The world feels like it stopped spinning, or maybe it just reversed course, because those words are so powerful that it causes everything I’ve ever known to shift. And yet, even as moved as I am, I can’t respond. What do I say? Jordan didn’t actually come out and say he loved me, but he implied as much, or maybe I’m reading too much into a few simple words. He probably doesn’t really mean…

“I think I’ve loved you since the night Caleb and the police officer showed up at my door telling me you were in the hospital.” Jordan lowers his forehead to mine, and I close my eyes to try and prevent the tears. “I was so fucking worried about you and Camden, and knowing you two could’ve been hurt or worse…it reminded me of the night I found out about my parents. It was like a nightmare that I couldn’t wake up from. The thought of losing you or him, even though I had only known you for a few days, was inconceivable. You’re my family now.”

There’s always been a nagging pit in my stomach that made me think Camden and I were nothing but an obligation to Jordan, like he felt he needed to take care of us because he was a good guy, and Jason’s older brother. But hearing his words…his words remove all of those doubts. He actually cares about us. He loves us.
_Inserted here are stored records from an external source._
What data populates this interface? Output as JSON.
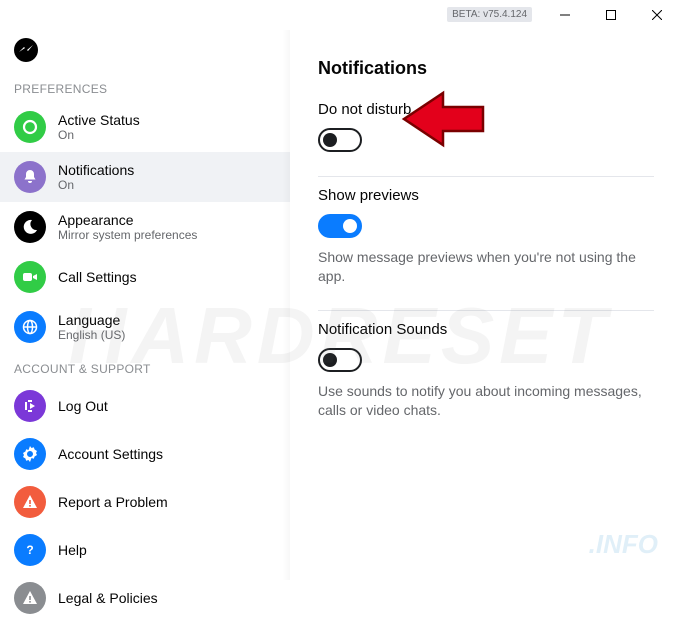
{
  "titlebar": {
    "beta": "BETA: v75.4.124"
  },
  "sidebar": {
    "section1": "PREFERENCES",
    "section2": "ACCOUNT & SUPPORT",
    "items": [
      {
        "label": "Active Status",
        "sub": "On"
      },
      {
        "label": "Notifications",
        "sub": "On"
      },
      {
        "label": "Appearance",
        "sub": "Mirror system preferences"
      },
      {
        "label": "Call Settings",
        "sub": ""
      },
      {
        "label": "Language",
        "sub": "English (US)"
      },
      {
        "label": "Log Out"
      },
      {
        "label": "Account Settings"
      },
      {
        "label": "Report a Problem"
      },
      {
        "label": "Help"
      },
      {
        "label": "Legal & Policies"
      }
    ]
  },
  "main": {
    "title": "Notifications",
    "dnd": {
      "title": "Do not disturb",
      "on": false
    },
    "previews": {
      "title": "Show previews",
      "desc": "Show message previews when you're not using the app.",
      "on": true
    },
    "sounds": {
      "title": "Notification Sounds",
      "desc": "Use sounds to notify you about incoming messages, calls or video chats.",
      "on": false
    }
  },
  "watermark": {
    "big": "HARDRESET",
    "small": ".INFO"
  }
}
I wrap my arms around his back and take the comfort and protection that he offers, wanting to show him I feel the same way.

“I love you so much, Jordan,” I tell him. “Please make love to me in case I wake up and this was all just a dream.”

“God, yes,” he says, kissing my cheek and then my jaw. His mouth takes its time, moving slowly down my body until he’s between my legs. He teases me so good with his tongue but stops just before I fall over the pleasure cliff.

Moving back up my body, Jordan’s dark eyes lock on mine as he rocks against me until he’s slipping in, filling up the emptiness in a way no one ever has before. His mouth crashes down on mine, and it’s possessive and hungry when he starts moving in and out of me faster. We clutch each other impossibly closer, but it’s not enough. I want to pull him inside of me, and never let him go.

Even after we both surrender to our releases and come back down from the blissful high, we stay connected. Minutes or hours pass, but it’s just the two of us joined, until Camden’s cries break the spell.

“I’ll feed him,” Jordan says when he pulls away from me after the best kiss, the best sex, from the best man ever.

“Thank you,” I tell him as I run my fingers through his short, messy hair, meaning not just for taking care of Camden now, but for everything.

“My pleasure,” he says with a wink as he climbs off of me. I instantly miss the heat of his body. “Speaking of my pleasure, don’t get dressed, ‘cause I’m not close to being done with you tonight.”

The smile on my face is bigger than ever before after hearing that promise. “I wouldn’t dream of it,” I tell Jordan as he slips out of the room.